Thence we were conveyed to the train, leaving the College with a ringing "three times three" from the boys, and at 10 o'clock reached the city, having had "the brightest of all the bright experiences" of the Convention.
The life of Racine College is a hearty one, hearty in its work, [15/16] hearty in its play, hearty in its religion.
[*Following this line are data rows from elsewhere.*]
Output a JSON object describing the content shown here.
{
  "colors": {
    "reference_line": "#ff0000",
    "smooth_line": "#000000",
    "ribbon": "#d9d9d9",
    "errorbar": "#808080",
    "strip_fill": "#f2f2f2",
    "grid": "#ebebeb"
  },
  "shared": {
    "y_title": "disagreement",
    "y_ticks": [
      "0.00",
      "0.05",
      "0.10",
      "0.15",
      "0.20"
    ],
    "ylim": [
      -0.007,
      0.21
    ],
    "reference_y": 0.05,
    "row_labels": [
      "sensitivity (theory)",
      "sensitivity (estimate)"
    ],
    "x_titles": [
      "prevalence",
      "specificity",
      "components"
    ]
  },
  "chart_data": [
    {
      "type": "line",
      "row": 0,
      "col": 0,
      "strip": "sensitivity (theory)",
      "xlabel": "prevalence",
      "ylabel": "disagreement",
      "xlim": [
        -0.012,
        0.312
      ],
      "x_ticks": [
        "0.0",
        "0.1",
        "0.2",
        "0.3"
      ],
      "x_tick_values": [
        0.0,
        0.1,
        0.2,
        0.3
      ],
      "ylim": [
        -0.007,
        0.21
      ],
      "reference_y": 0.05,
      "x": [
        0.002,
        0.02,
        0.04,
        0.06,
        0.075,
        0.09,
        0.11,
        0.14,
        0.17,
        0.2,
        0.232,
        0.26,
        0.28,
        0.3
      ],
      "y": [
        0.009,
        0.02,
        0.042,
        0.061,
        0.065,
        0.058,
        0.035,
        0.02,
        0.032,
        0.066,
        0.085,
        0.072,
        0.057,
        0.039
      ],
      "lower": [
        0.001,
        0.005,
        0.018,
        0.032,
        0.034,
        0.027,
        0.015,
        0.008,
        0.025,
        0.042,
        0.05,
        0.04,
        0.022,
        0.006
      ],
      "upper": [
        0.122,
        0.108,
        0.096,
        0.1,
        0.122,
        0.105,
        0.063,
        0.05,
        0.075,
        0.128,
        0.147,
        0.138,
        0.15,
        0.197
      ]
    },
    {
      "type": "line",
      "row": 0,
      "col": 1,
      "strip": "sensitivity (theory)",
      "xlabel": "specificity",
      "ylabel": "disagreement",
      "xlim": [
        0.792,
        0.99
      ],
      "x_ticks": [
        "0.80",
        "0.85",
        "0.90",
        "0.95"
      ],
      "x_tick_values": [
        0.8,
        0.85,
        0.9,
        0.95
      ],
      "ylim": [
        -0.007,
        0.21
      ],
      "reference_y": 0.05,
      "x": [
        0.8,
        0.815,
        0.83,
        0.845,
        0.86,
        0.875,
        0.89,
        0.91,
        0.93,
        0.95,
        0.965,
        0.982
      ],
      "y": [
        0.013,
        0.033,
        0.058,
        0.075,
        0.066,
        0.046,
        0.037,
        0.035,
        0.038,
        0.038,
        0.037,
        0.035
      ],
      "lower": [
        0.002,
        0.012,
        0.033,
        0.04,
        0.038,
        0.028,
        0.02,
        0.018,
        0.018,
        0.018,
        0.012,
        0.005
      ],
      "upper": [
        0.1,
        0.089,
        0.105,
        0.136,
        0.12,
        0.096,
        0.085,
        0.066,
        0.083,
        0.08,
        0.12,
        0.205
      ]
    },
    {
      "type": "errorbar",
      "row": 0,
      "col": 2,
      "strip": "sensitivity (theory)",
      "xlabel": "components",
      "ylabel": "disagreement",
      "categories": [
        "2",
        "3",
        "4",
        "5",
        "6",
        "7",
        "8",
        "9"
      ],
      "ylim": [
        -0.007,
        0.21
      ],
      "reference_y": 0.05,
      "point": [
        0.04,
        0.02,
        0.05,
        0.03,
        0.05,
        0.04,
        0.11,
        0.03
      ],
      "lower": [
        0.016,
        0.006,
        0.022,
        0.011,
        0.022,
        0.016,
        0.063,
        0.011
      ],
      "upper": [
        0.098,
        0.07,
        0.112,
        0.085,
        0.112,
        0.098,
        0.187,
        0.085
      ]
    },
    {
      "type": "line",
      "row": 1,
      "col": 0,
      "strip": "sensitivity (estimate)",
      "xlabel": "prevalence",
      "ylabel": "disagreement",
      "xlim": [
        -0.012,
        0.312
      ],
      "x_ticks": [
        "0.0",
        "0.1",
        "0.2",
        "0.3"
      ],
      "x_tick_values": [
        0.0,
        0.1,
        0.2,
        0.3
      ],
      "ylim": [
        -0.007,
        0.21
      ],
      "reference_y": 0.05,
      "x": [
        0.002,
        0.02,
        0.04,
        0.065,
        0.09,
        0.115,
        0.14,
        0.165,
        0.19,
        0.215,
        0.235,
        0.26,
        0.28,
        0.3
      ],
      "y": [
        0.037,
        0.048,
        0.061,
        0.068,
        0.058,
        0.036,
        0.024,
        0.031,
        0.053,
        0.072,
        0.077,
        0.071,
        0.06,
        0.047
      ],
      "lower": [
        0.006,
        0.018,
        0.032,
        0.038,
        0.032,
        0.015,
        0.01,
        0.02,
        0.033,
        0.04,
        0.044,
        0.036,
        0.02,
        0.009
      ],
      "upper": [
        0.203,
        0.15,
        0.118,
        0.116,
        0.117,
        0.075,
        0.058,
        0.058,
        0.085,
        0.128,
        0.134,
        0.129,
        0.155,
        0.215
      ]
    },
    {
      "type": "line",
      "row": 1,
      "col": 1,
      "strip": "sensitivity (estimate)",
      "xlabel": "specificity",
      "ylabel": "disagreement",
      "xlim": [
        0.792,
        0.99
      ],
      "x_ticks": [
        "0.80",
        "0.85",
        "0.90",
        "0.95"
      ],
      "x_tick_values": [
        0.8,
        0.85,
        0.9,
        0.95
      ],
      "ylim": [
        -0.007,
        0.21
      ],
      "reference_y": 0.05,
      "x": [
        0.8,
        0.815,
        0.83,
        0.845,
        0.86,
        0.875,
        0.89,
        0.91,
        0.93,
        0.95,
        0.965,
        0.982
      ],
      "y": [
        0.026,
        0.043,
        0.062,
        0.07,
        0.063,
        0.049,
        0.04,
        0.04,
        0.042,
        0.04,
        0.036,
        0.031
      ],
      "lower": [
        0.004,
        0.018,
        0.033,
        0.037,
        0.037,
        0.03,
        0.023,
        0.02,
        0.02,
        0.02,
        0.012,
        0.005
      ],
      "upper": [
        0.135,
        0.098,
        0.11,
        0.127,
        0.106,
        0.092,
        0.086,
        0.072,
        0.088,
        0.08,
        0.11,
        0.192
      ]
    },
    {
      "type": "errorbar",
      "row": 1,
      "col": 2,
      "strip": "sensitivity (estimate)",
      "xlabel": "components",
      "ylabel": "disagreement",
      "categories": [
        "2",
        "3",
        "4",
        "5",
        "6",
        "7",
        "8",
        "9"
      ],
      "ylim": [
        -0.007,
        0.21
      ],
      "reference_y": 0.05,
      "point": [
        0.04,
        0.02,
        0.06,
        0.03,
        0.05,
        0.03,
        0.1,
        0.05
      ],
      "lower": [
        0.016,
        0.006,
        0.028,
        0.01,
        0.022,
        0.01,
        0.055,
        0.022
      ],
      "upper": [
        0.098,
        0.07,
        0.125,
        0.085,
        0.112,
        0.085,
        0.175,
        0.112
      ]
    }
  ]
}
And this is the best monument to the memory of James DeKoven--so that all who saw yesterday and heard, can make their own the tribute of the present Warden to the Warden past.
He took his all and laid it at the feet of God;
And Michigan's waters unto him became
Like those whereon of old his Master trod.
He pitched upon their banks his tent of toil,
Where lifelike underneath the wavelets smile,
And then by Boreal blasts tempestuous boil.
His life was love; his labour to the living Lord--
To build a Temple worthy of that Grace,
Which stooped from Highest Heaven--the Incarnate Word
Of Truth and Righteousness and holy Peace:
The life baptized by Bethlehem's manger Throne
He strove to lead in Nazareth's sweet increase.
Suffer the little ones, Christ said, to come to Me:
I took them in My loving arms on earth,
And they My jewelled crown in Heaven shall be.
For priest of God no better work, I ween--
Than through the mire and miseries of earth
To keep his Master's jewels fresh and clean!
And so as erst, in early times of crushing fear,
When men through surging seas of sin and wrath,
Walked safe, in simple faith that God was near--
So this true soul, that took its sourceful strength
From paths of childlike love, proved all a king
In time of need, and won the fight at length!
DeKoven--man of men, servant and saint of God,
To estimate thy worth were to attempt
To gauge the thrilling life in earth's sweet sod!
But would you see forever fresh and green
His monument, his work, his love, his fame,
Go kneel beside his grave in fair Racine!